Gripping, but Out-dated
Blue Jasmine is obsessed with the notion of loss, specifically the loss of men and money. In this story, men and money are commodities. Our protagonist, Jasmine, defines her life’s worth by them. Men, for her, are simply a way to have money. Her sister, Ginger, is less concerned with money, and more focused on having a man so that… well… she has a man. Everything else is circumstantial.
Jasmine, when her tycoon husband, Hal, is arrested for shady business doings, finds herself suddenly in the poor house. She loses her fancy life and is forced to live with her poor grocery-bagging sister and her sister’s mechanic boyfriend, Chili. She spends the rest of the film trying to find a man and money for herself and encouraging her sister to move-up in life by finding a money-ed man for herself.
Things work out for Ginger because she “wisely” decides she likes her simple life with her simple husband. Things do not work out for Jasmine because she wants that elusive something more. We never really discover what that something more is because she never discovers it, but it clearly has a lot to do with money and the fancy things it can buy.
Woody Allen seems to be suggesting that ambition, pretentious or otherwise, can lead to failure and misery. Anyone with any real ambition is thwarted. Jasmine loses out on two men and a fortune. Ginger’s first husband, Augie, loses out on his lottery winnings that would have been startup money for his own company (he invested in one of Hal’s shady schemes). Hal gets arrested, loses his company, and kills himself.
The only two characters that end up happy are Ginger and Chili. Why? They have no ambition. Both of them are happy and comfortable in their menial jobs.
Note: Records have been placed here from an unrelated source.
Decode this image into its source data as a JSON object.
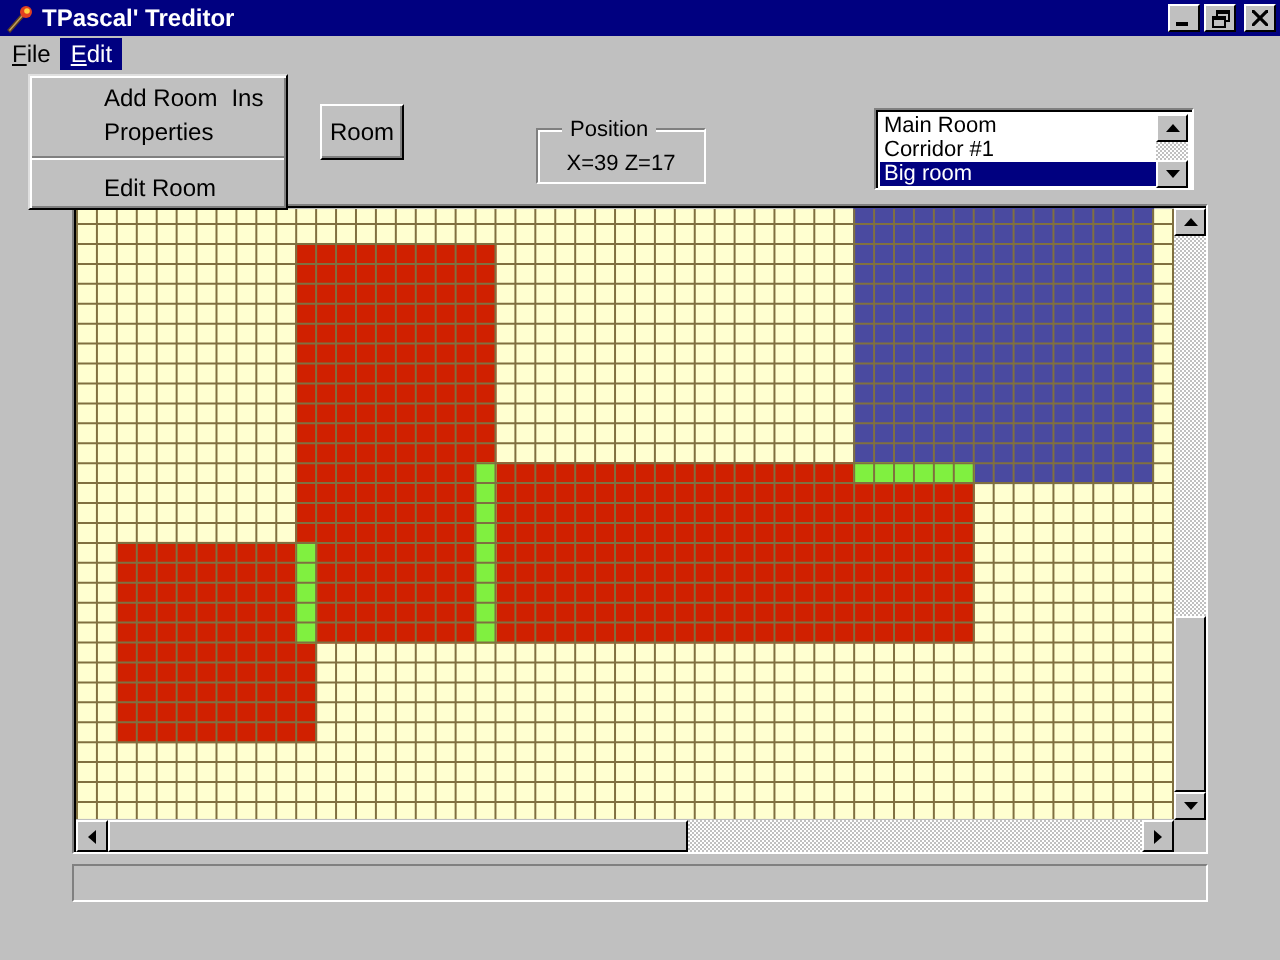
{
  "window": {
    "title": "TPascal' Treditor"
  },
  "menu": [
    {
      "label": "File",
      "selected": false
    },
    {
      "label": "Edit",
      "selected": true
    }
  ],
  "edit_menu": [
    {
      "label": "Add Room",
      "shortcut": "Ins",
      "kind": "item"
    },
    {
      "label": "Properties",
      "kind": "item"
    },
    {
      "kind": "separator"
    },
    {
      "label": "Edit Room",
      "kind": "item"
    }
  ],
  "toolbar": {
    "button": "Room",
    "position": {
      "title": "Position",
      "value": "X=39  Z=17"
    }
  },
  "rooms": [
    {
      "label": "Main Room",
      "selected": false
    },
    {
      "label": "Corridor #1",
      "selected": false
    },
    {
      "label": "Big room",
      "selected": true
    }
  ]
}
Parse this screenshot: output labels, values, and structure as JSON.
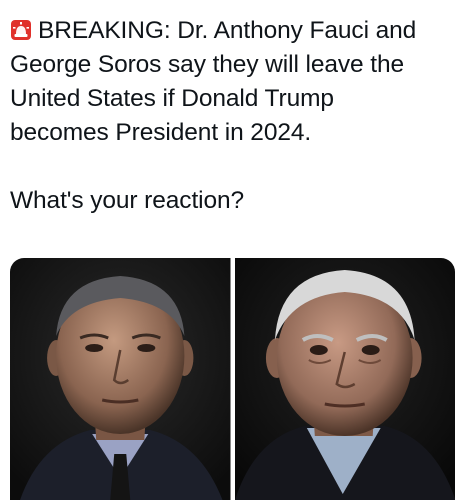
{
  "tweet": {
    "emoji_icon": "police-car-light-icon",
    "lines": [
      "BREAKING: Dr. Anthony Fauci and",
      "George Soros say they will leave the",
      "United States if Donald Trump",
      "becomes President in 2024."
    ],
    "question": "What's your reaction?"
  },
  "media": {
    "photos": [
      {
        "subject": "portrait-photo-left",
        "background_color": "#1b1b1b"
      },
      {
        "subject": "portrait-photo-right",
        "background_color": "#141414"
      }
    ]
  },
  "colors": {
    "text": "#0f1419",
    "background": "#ffffff",
    "emoji_red": "#e0312b"
  }
}
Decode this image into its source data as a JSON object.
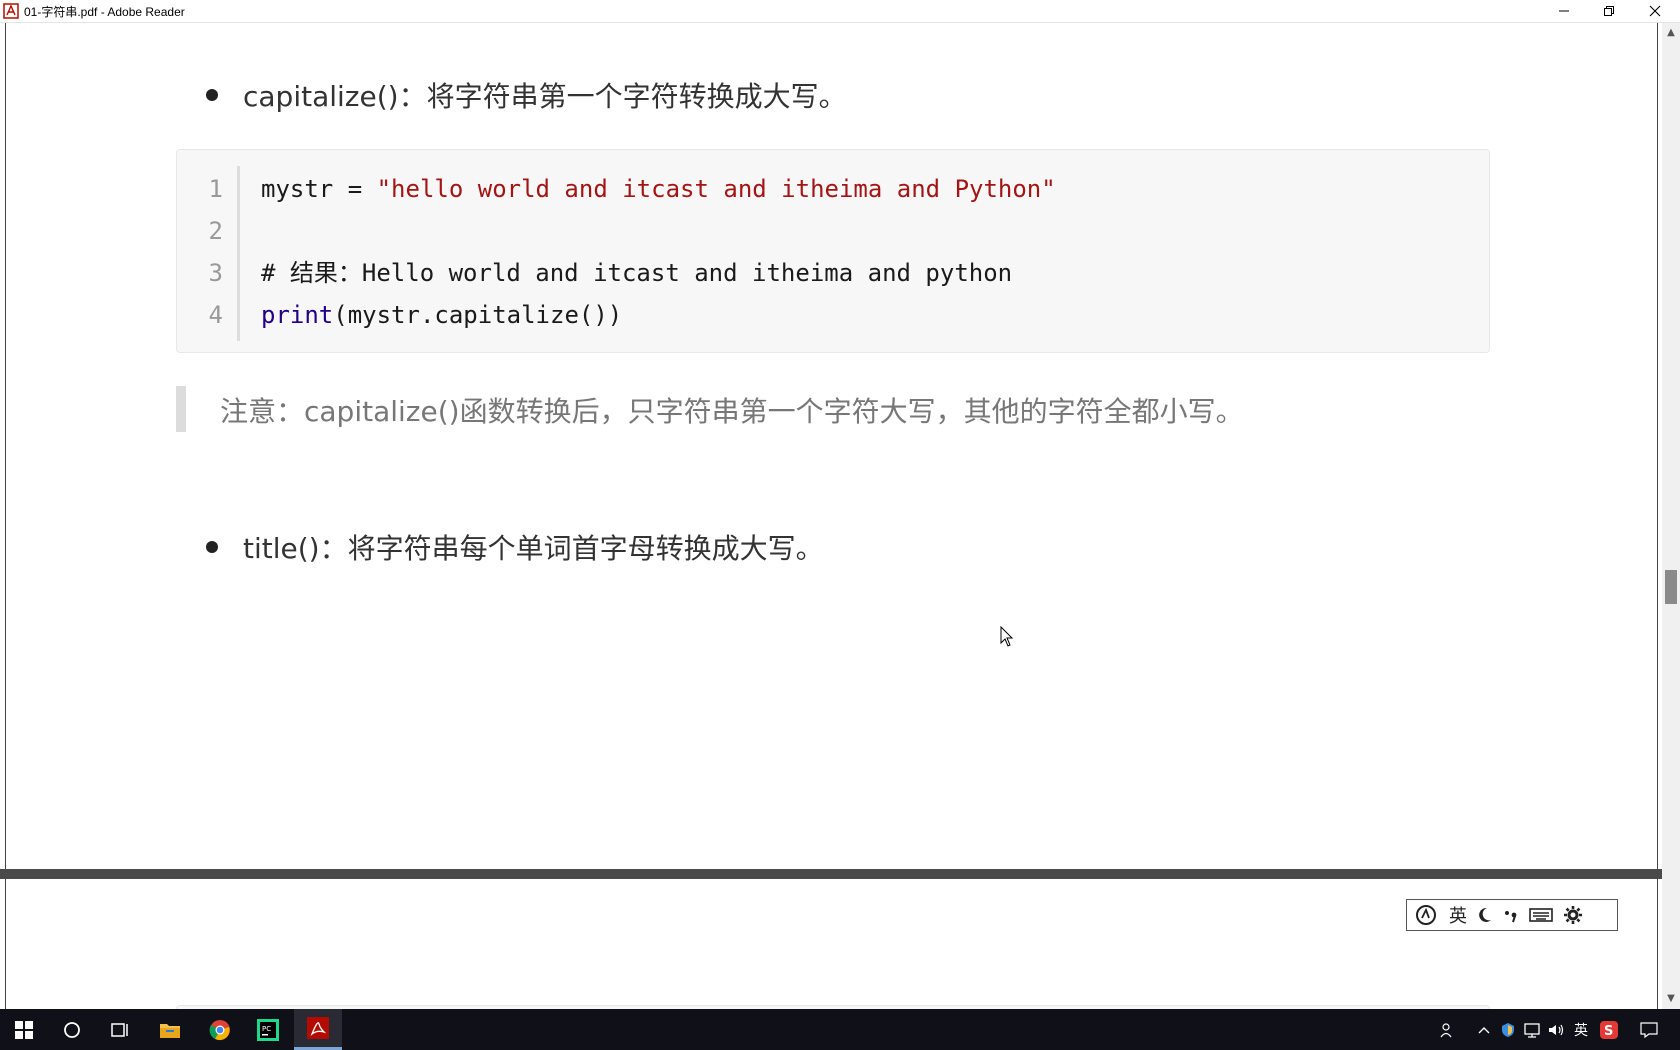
{
  "window": {
    "title": "01-字符串.pdf - Adobe Reader"
  },
  "doc": {
    "bullet1": "capitalize()：将字符串第一个字符转换成大写。",
    "code": {
      "line_numbers": [
        "1",
        "2",
        "3",
        "4"
      ],
      "line1_var": "mystr = ",
      "line1_str": "\"hello world and itcast and itheima and Python\"",
      "line3_comment": "# 结果：Hello world and itcast and itheima and python",
      "line4_kw": "print",
      "line4_rest": "(mystr.capitalize())"
    },
    "note": "注意：capitalize()函数转换后，只字符串第一个字符大写，其他的字符全都小写。",
    "bullet2": "title()：将字符串每个单词首字母转换成大写。"
  },
  "ime": {
    "lang": "英"
  },
  "taskbar": {
    "tray_lang": "英"
  },
  "colors": {
    "string": "#a31515",
    "comment": "#b05a1a",
    "keyword": "#220088",
    "taskbar": "#101018"
  }
}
The film paints their “realistic” life as somehow far more truthful and rewarding than wealth and ambition.
I can’t help but wonder if Woody Allen he is feeling dissatisfied by his own fame and success. The terror of existence has always been at the forefront of Allen’s stories. The notion is encoded deep within even his goofy films. He’s made a career out of reminding us that we’re all going to die and we should find things to enjoy while we are still here. He’s always been looking towards death, and so I have no doubt he’s also looking back over his life and wondering what is most important to him and what his lasting contribution will be.
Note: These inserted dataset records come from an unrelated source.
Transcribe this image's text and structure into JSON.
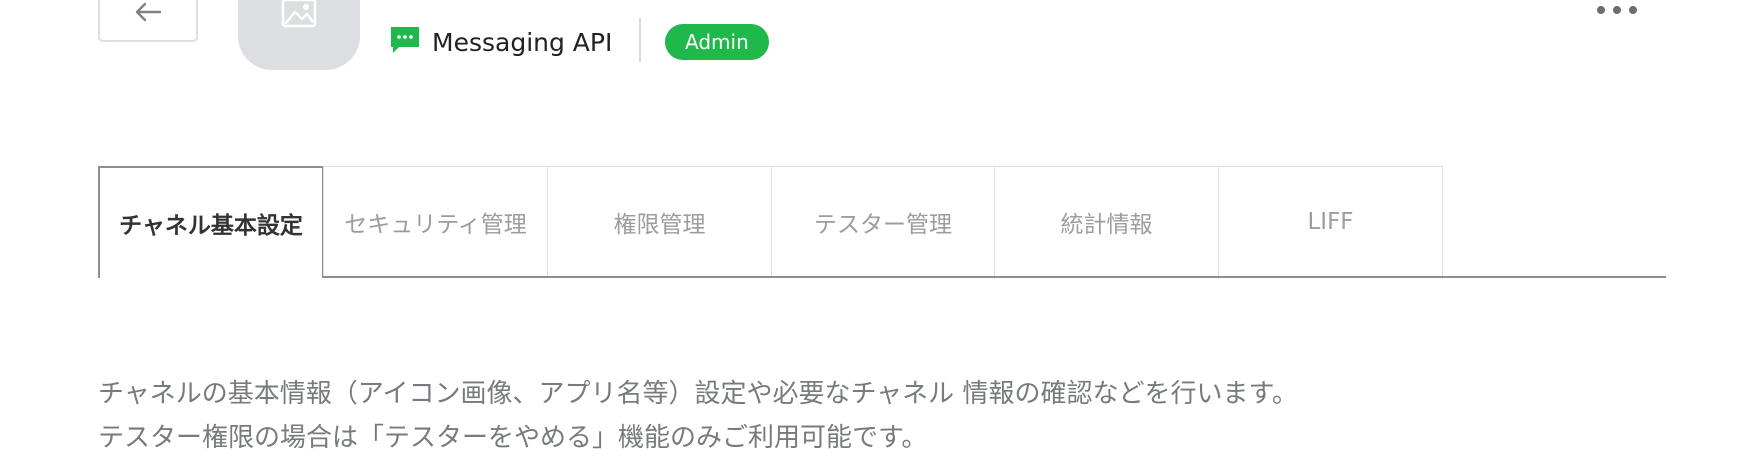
{
  "header": {
    "api_type": "Messaging API",
    "role_badge": "Admin",
    "role_badge_color": "#1fb84a",
    "api_icon_color": "#1fb84a"
  },
  "tabs": [
    {
      "label": "チャネル基本設定",
      "active": true
    },
    {
      "label": "セキュリティ管理",
      "active": false
    },
    {
      "label": "権限管理",
      "active": false
    },
    {
      "label": "テスター管理",
      "active": false
    },
    {
      "label": "統計情報",
      "active": false
    },
    {
      "label": "LIFF",
      "active": false
    }
  ],
  "description": {
    "line1": "チャネルの基本情報（アイコン画像、アプリ名等）設定や必要なチャネル 情報の確認などを行います。",
    "line2": "テスター権限の場合は「テスターをやめる」機能のみご利用可能です。"
  },
  "icons": {
    "back": "arrow-left-icon",
    "channel": "image-placeholder-icon",
    "api": "chat-bubble-icon",
    "more": "more-horizontal-icon"
  }
}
Allen considers this one of his serious films. I must confess that I’ve never been much of a fan of his serious films. That is not to say that I do not take him seriously; I do. And I find many of his films personally meaningful. I just think he’s deeper and more resonant when he maintains a lightness of tone.
That said, in Blue Jasmine, our heroine’s descent into madness isn’t burdened by a lot of brooding, the sort of intense brooding that mars his other pointedly serious films like September and Interiors. When he is trying to be serious, his films come across as pseudo-Bergman. Woody Allen is not Ingmar Bergman, and it bugs me when he apes him.
There is a certain Sturm and Drang quality in Blue Jasmine. The story concerns itself with the violent ups and downs associated with having money and then losing it. There is a definite anti-aristocratic message: enjoy the humble pleasures of a meaningless job and a good stand-up guy.
The story is somewhat old-fashioned in its treatment of gender roles. Jasmine and Ginger seem to be always at the mercy of some man. Happiness is to be found in having a handsome and successful man, or a simple caring man, or enough good looks and skill to secure the interest of men in general. On the flipside, women flounder miserably if the men in their life are not honourable or successful. Um… ick.
Yes, relationships are important. The search for them is not silly or outdated. It is important, however, for people to know themselves before they go searching for partners. After all, what good are you to anyone else if you don’t have your own ambitions sorted-out. In this film, finding men is a worthy ambition in and of itself. Again…ick. This makes me feel rather uncomfortable. In fact, it’s profoundly depressing. I mean, in any partnership, each person should be bringing something substantial to the table.
Here is one plot point that is particularly jarring: Jasmine is a woman in her mid to late forties and she doesn’t know how to use a computer. Really? It’s 2013. The internet exploded almost 20 years ago. How can she not know how to use a computer? We are told that she once had a very active social life that involved the hosting of lavish events, as well as numerous philanthropic activities. The organizing of these events, the doling out of monies… all of it would have required the internet; in today’s world: absolutely.
So, the story comes off subtly old-fashioned. However, what grounds the story and gives it some weight is Cate Blanchett’s performance; it is remarkable! Her presence is the core of the film. This woman is clearly troubled and in a great deal of pain. I couldn’t help but feel for her despite my awareness that there is something very first world about her problems. She is not at all resourceful and it’s because the particular world she inhabited never required her to take care of herself.
So yes, there is an outdated mentality lurking beneath many of the plot points and it rubs me the wrong way. But Blue Jasmine is a good film. If I’m still thinking about it, if it has found some dark little corner of my mind to nestle in, it’s done something right. So, maybe it’s not so much outdated, but simply deals with a phenomenon I know little about and disturbs me greatly: the trophy wife. That is, afterall, the life Jasmine aspires to. And once again… ick.